In addition to the likelihood of sabotage or collision with an unauthorised aircraft, the investigators had several other red herrings to deal with. The Captain had requested a revised route due to very bad weather conditions, eye witnesses had reported hearing a large explosion and seeing a huge ball of flames in the sky. All theories were investigated but did not turn out to be the cause of the accident. The investigation team were really up against it, with multiple ‘obvious’ theories being offered and almost impassable terrain to deal with, the public and Panama government wanted answers. On the first day of the investigation one team member had a cardiac arrest and eight snake bites were recorded. This was not an easy investigation. The flight data recorder and cockpit voice recorder were eventually found. With no survivors, these are critical to working out what happened in the final minutes of the flight.
The tenacity of the investigator cannot bring back the lives that are lost, but can save countless lives in the future.
The voice recorder was found to be broken with the tape unspooled inside. After painstaking reconstruction of the tape they were able to listen to the recording. However, the recording on the tape was that from a flight days earlier. It appeared that the recorder had broken in normal service and had not been repaired. This is almost unheard of. It appeared as though the investigation team were being thwarted at every step.
The flight data recorder, however, held some answers. It indicated that the plane went through some dramatic banking and rolls before going into a final dive. In an attempt to determine the cause of such erratic flight, the team tested the control surfaces and all elements that could have caused the pilots to lose control. They found no evidence of defects. When they moved to test the instruments that provide critical position indications to the pilots, they found a fault.
The plane is fitted with vertical gyroscopes, VGs which detect the position of the craft in the air. They detect if the nose is tilted up, down or level. They also detect if the plane is banking left or right. There are three of them because this indication is probably the most critical one the pilots have. If you can’t see the horizon or land, the gyroscope is the only instrument that tells you the attitude of the plane. The indication is presented to the pilots in three separate Attitude Director Indicators, ADIs. So on the 737 you have three independent gyroscopes providing information to three independent ADIs. This way, if ever an instrument is in doubt, you can cross check with the others.
Investigators found one ADI was faulty, it had an intermittent cable fault between the VG and ADI which caused it to stick and show a constant reading even when the gyroscope was detecting movement. If a pilot had been relying on this indicator, they would have soon performed incorrect control inputs with the potential to lose control of the plane.
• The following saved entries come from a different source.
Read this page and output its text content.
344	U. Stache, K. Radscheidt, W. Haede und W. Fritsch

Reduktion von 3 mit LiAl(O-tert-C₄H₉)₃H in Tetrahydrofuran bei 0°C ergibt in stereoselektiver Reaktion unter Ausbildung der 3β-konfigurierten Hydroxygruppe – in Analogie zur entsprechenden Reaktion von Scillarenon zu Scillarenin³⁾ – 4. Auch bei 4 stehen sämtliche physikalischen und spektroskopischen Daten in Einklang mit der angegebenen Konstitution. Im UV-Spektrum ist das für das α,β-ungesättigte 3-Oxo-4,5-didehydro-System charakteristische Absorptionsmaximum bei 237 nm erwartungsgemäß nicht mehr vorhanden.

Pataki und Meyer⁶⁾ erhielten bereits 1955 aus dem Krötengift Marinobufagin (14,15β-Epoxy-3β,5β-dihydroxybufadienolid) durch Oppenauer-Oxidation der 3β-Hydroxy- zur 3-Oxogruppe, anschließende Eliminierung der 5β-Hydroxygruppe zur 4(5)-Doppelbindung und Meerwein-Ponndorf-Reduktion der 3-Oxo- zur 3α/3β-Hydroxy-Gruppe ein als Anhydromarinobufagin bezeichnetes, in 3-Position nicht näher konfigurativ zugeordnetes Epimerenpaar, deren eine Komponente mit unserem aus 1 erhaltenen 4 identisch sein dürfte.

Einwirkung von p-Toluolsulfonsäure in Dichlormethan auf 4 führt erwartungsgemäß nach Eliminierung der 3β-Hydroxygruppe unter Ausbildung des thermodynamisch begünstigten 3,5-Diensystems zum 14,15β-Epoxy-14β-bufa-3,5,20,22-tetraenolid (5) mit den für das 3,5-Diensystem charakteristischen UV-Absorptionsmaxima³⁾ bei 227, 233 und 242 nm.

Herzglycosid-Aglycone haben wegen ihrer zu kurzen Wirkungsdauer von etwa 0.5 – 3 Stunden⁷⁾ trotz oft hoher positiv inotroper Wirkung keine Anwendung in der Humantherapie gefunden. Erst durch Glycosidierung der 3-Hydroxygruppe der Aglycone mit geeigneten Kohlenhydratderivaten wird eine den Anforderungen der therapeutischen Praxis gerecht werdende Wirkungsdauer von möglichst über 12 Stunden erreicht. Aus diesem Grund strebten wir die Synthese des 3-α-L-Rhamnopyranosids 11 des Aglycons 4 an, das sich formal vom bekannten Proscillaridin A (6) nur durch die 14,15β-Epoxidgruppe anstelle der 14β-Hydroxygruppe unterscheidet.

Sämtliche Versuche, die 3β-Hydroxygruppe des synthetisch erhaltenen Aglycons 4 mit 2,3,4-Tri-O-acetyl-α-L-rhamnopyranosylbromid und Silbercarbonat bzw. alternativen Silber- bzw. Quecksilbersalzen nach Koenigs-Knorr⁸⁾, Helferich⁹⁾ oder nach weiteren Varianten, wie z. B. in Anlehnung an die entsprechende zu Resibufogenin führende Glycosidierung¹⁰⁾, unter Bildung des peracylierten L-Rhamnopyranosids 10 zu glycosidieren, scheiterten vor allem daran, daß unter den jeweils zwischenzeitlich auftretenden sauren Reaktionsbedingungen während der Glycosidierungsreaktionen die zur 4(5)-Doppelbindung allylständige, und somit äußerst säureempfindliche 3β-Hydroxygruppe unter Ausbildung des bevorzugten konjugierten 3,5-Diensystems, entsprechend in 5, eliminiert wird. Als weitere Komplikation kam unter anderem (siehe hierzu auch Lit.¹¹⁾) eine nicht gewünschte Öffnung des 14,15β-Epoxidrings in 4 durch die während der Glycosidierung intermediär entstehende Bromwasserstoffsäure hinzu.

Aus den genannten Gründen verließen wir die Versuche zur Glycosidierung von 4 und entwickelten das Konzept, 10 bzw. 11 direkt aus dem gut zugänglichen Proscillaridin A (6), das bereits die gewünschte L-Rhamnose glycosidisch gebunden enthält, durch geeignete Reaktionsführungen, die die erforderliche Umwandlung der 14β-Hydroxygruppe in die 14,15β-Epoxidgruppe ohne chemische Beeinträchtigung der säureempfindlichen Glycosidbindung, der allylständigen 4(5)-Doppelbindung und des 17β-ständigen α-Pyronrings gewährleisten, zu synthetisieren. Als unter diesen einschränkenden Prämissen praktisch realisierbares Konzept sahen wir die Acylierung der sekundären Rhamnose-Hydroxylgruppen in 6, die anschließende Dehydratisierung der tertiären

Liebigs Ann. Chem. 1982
So a probable cause had been found. However, with three independent indicators in the cockpit, how could a defect in one cause an incident? Furthermore, if an instrument is reading differently to the others, this is highlighted to the pilot so they can take action.
The three ADIs are located as follows, one in front of the captain, one in front of the first officer, one in between the two pilots (the auxiliary). In normal conditions each is fed from its own vertical gyroscope. The crew can adjust which gyroscope feeds which indicator. This allows theme to remove erroneous indications if there is a known fault. On flight 201, the investigation team found the selector switch was positioned to feed both the captain’s and first officer’s indicators from the defective vertical gyroscope. This meant that they both had matching incorrect indications.
The flight data recorder records whatever indications are presented to the captain. So now the team know that the movements of the plane they reviewed are not correct. When they plotted the actual movements of the plane using the correct indicator data, the answer to the mystery unfolded. The erratic movements of the plane exactly mirrored the ADI data. So when the ADI indicated a bank to the left, the plane went right to correct this. Because the indicator was stuck, the corrective inputs appeared to the pilots to have no effect. So further inputs were given which eventually put the plane into an inverted position. Unable to fly in this position, the plane went into a dive. Recovering from a dive with a non-responsive ADI is an impossible task for the pilots. The dive was so severe that the plane exceeded the speed of sound and started to break up in the air. Ultimately the plane hit the ground, killing what passengers remained on board.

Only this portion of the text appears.